Doctor of Philosophy (PhD)
Professor Donald R. Ronning
Tuberculosis and Cancer treatments share common challenges due to prolonged therapy, the necessity of combination therapy and severe side effects. Characterization of novel drug targets and identification of new drugs modulating such targets within the context of multidrug treatments will contribute to overcoming current therapeutic challenges.
Tuberculosis (TB) is one of the challenging diseases to treat due to the persistence of Mycobacterium tuberculosis (Mtb) in the dormant phase. Current TB drugs are more effective toward actively dividing bacteria and less effective toward dormant bacteria. The metabolic transition between actively dividing bacteria and dormant bacteria is driven by pivotal metabolic enzymes that respond immediately to changes in the environment. Such enzymes are termed metabolic switches. Modulation of these metabolic switches forcing bacterial metabolism to maintain active bacterial division is a promising approach to enhance Mtb susceptibility to current TB drugs and decrease treatment time.
The overexpression of Citrate Synthase (CitA) in Mtb promotes bacterial growth and division under hypoxic conditions. The first study described here focuses on understanding the structure and function of CitA to afford small molecule discovery efforts ensuring high CitA activity under all growth conditions. The results suggest that pyruvate allosterically regulates Mtb CitA instead of the typical allosteric regulator of citrate synthases, NADH. This study also highlights the functional impact of residue C143 modification, which is known to undergo mycothiolation upon oxidative stress. We show that modification of C143 fully inhibits CitA enzymatic activity.
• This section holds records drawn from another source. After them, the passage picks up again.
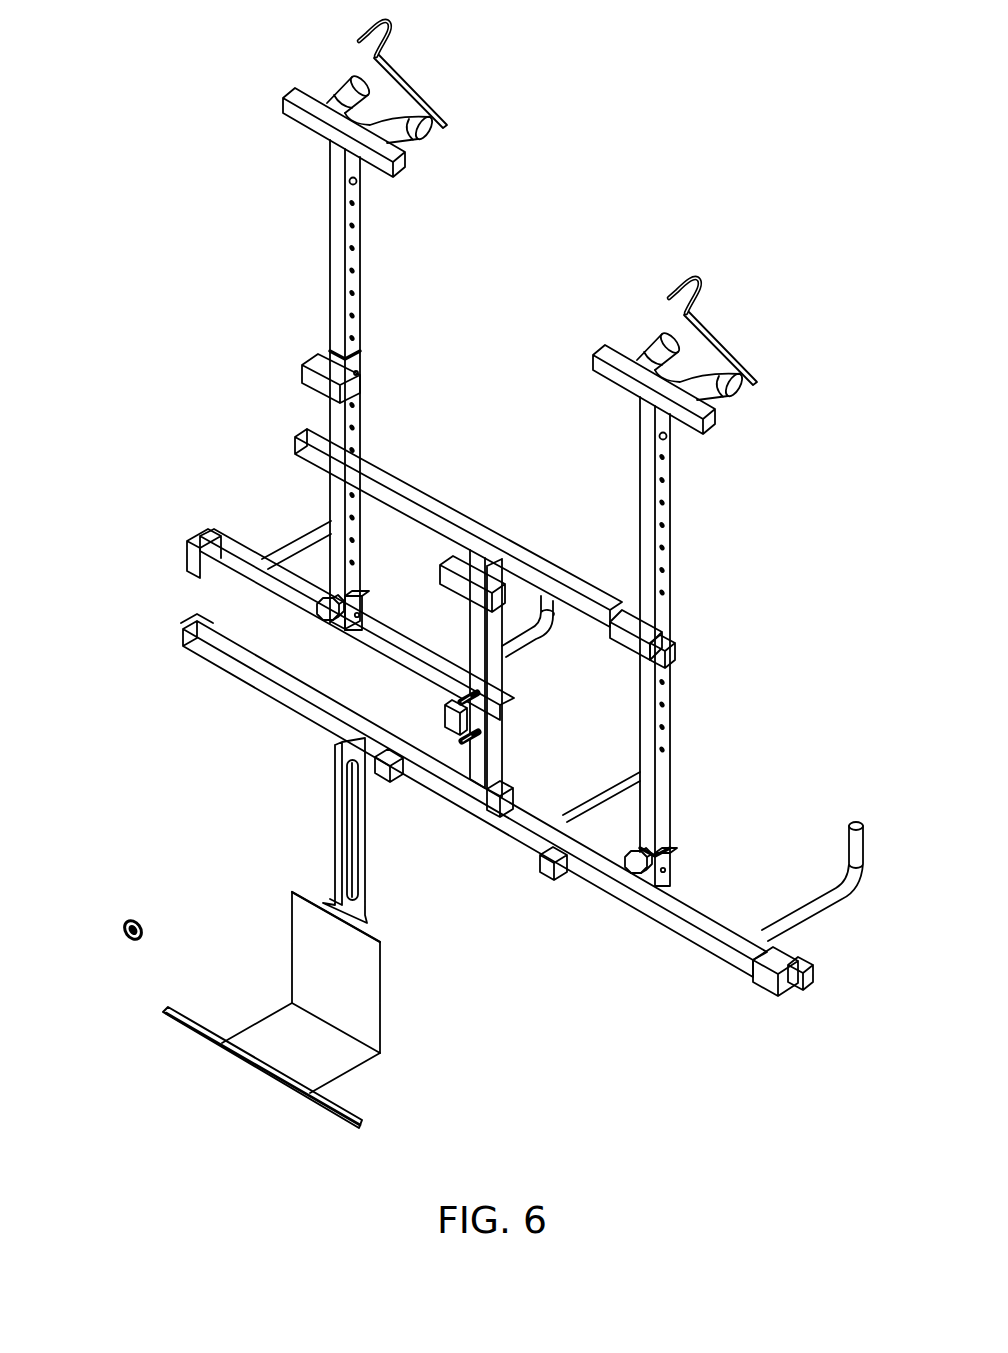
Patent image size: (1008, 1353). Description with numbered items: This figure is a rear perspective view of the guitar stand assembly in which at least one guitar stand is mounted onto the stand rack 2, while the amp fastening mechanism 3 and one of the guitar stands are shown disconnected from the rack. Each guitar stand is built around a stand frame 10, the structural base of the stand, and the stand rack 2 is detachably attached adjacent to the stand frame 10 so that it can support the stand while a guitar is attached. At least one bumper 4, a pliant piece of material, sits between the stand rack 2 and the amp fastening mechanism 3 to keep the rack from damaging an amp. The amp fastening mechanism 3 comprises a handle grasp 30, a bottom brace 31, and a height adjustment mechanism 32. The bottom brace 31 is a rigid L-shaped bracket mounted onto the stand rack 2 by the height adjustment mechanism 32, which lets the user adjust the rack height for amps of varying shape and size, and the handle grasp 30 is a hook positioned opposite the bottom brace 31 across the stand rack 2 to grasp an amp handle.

The stand rack 2 is at (276, 697).
The amp fastening mechanism 3 is at (300, 1039).
The bumper 4 is at (400, 773).
The stand frame 10 is at (337, 263).
The handle grasp 30 is at (452, 593).
The bottom brace 31 is at (271, 1010).
The height adjustment mechanism 32 is at (462, 739).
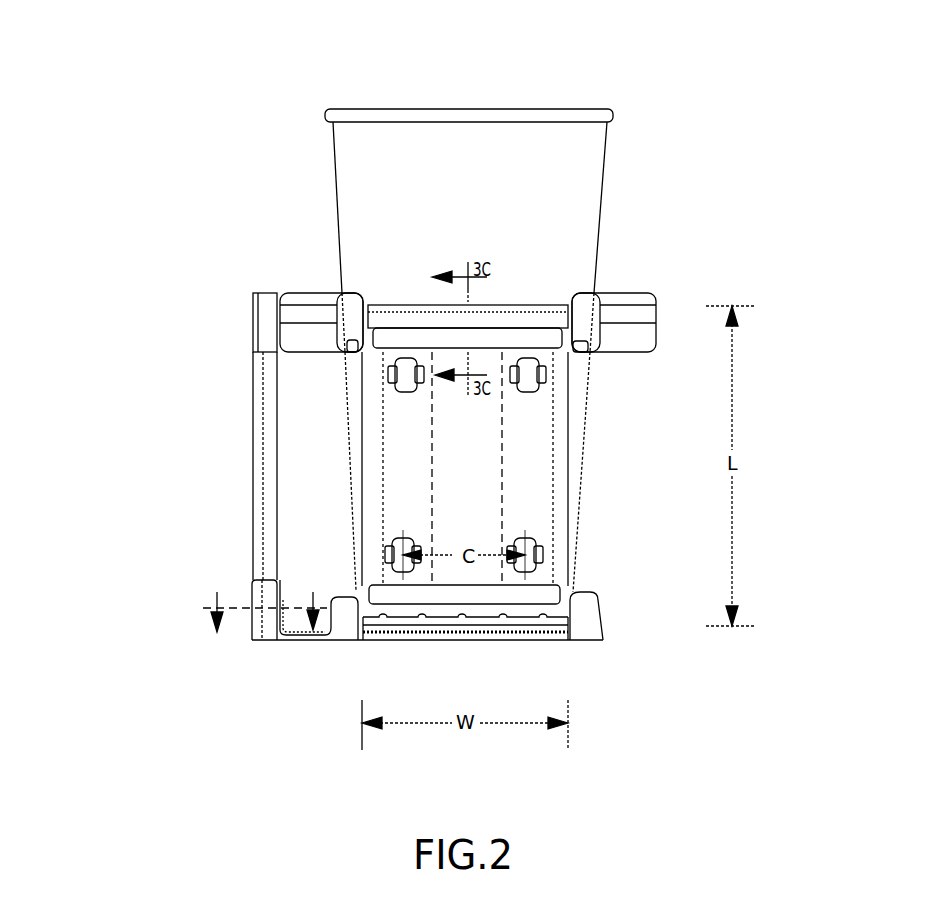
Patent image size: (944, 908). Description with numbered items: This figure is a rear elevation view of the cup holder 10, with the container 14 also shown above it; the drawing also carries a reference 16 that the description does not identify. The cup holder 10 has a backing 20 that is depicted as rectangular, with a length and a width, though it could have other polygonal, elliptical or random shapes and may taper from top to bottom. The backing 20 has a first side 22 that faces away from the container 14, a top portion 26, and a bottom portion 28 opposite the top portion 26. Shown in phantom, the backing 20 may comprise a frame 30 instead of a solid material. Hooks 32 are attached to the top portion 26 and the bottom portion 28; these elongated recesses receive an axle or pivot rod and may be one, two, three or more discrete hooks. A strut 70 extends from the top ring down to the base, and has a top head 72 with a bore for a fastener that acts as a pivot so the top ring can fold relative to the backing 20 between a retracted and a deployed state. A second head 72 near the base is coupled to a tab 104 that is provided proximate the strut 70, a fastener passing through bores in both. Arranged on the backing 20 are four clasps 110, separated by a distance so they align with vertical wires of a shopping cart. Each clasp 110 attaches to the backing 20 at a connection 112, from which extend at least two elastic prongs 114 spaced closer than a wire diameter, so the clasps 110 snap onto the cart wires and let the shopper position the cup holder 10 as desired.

The cup holder 10 is at (710, 202).
The container 14 is at (613, 113).
The holder assembly 16 is at (215, 188).
The backing 20 is at (560, 505).
The first side 22 is at (553, 467).
The top portion 26 is at (593, 292).
The bottom portion 28 is at (576, 596).
The frame 30 is at (390, 492).
The hooks 32 is at (580, 354).
The strut 70 is at (252, 484).
The head 72 is at (268, 292).
The tab 104 is at (286, 633).
The clasps 110 is at (530, 628).
The connection 112 is at (398, 392).
The elastic prongs 114 is at (403, 358).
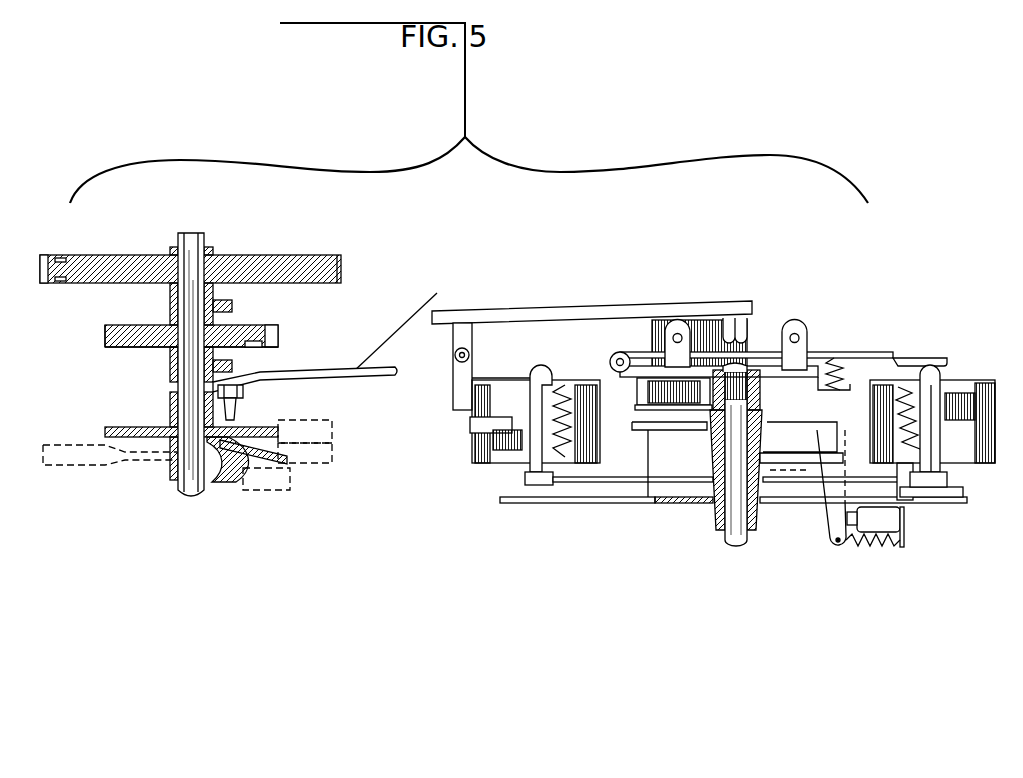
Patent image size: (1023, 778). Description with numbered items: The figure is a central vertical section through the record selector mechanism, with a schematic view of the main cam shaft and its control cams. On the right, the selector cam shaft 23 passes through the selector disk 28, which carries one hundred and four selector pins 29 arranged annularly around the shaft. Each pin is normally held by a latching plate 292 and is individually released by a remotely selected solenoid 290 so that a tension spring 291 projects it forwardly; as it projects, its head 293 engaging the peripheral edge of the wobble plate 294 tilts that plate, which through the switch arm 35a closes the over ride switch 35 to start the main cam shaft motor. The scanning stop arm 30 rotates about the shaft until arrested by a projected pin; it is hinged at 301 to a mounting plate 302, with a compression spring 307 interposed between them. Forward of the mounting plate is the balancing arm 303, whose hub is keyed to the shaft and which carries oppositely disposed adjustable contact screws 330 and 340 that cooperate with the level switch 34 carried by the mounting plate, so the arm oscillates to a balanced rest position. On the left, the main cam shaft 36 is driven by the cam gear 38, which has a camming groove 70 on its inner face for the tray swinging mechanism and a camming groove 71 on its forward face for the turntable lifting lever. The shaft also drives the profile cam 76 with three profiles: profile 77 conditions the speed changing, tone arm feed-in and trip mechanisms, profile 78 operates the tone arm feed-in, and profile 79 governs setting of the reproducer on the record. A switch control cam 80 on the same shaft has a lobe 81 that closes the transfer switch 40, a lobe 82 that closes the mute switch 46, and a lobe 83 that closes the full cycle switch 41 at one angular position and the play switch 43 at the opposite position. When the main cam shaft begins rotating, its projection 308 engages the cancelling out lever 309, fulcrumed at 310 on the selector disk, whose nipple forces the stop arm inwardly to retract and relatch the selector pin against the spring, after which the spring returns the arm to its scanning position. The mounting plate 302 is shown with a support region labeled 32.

The selector cam shaft 23 is at (714, 518).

As the protein cap covering the pyruvate binding pocket harbors C143, these data illustrate a direct connection between this region of CitA and enzymatic activity suggesting it is a CitA regulatory domain that can be targeted with small molecule compounds capable of ensuring that CitA retains enzymatic activity.
The Trehalose synthase (TreS) maintains high enzyme activity during an Mtb infection, which facilitates a catalytic shift in Mtb to promote metabolic changes that encourage actively dividing bacteria to transition to a dormant phase. The second study focuses on structural and biophysical approaches to understand the inhibition of the TreS enzyme by trehalose analogs. The solved Cryo-EM structure of TreS in complex with 6- TreAz reveals a conformational change that supports binding of the trehalose analog and intermediate retention as expected for this type of isomerase reaction.
All cells consist of DNA damage checkpoints to minimize or eliminate DNA damage by activating repair mechanisms to maintain genomic integrity. Unrecoverable DNA damage results in apoptosis of the cells. Inhibition of DNA damage repair to accumulate damaged DNA and induce cell death is an intriguing approach for the treatment of Cancer. The third project focuses on the inhibition of RHNO1 binding to the RAD9-HUS1-RAD1 complex. This complex recruits various proteins to sites of double-strand DNA breaks to promote repair. In this study, we developed a fluorescence polarization assay that facilitates high-throughput screening to identify protein-protein interface inhibitors of the RAD1/RHNO1 complex. A modest inhibitor was identified by screening a small library of compounds derived from a molecular docking study. The developed assay will afford the identification of more efficacious inhibitors and determine the Ki for further validation.
Kankanam Pathirage, Rasangi Chathurika, "Targeting Metabolic Switches and DNA Damage Repair for the Treatment of Human Diseases" (2023). Theses & Dissertations. 784.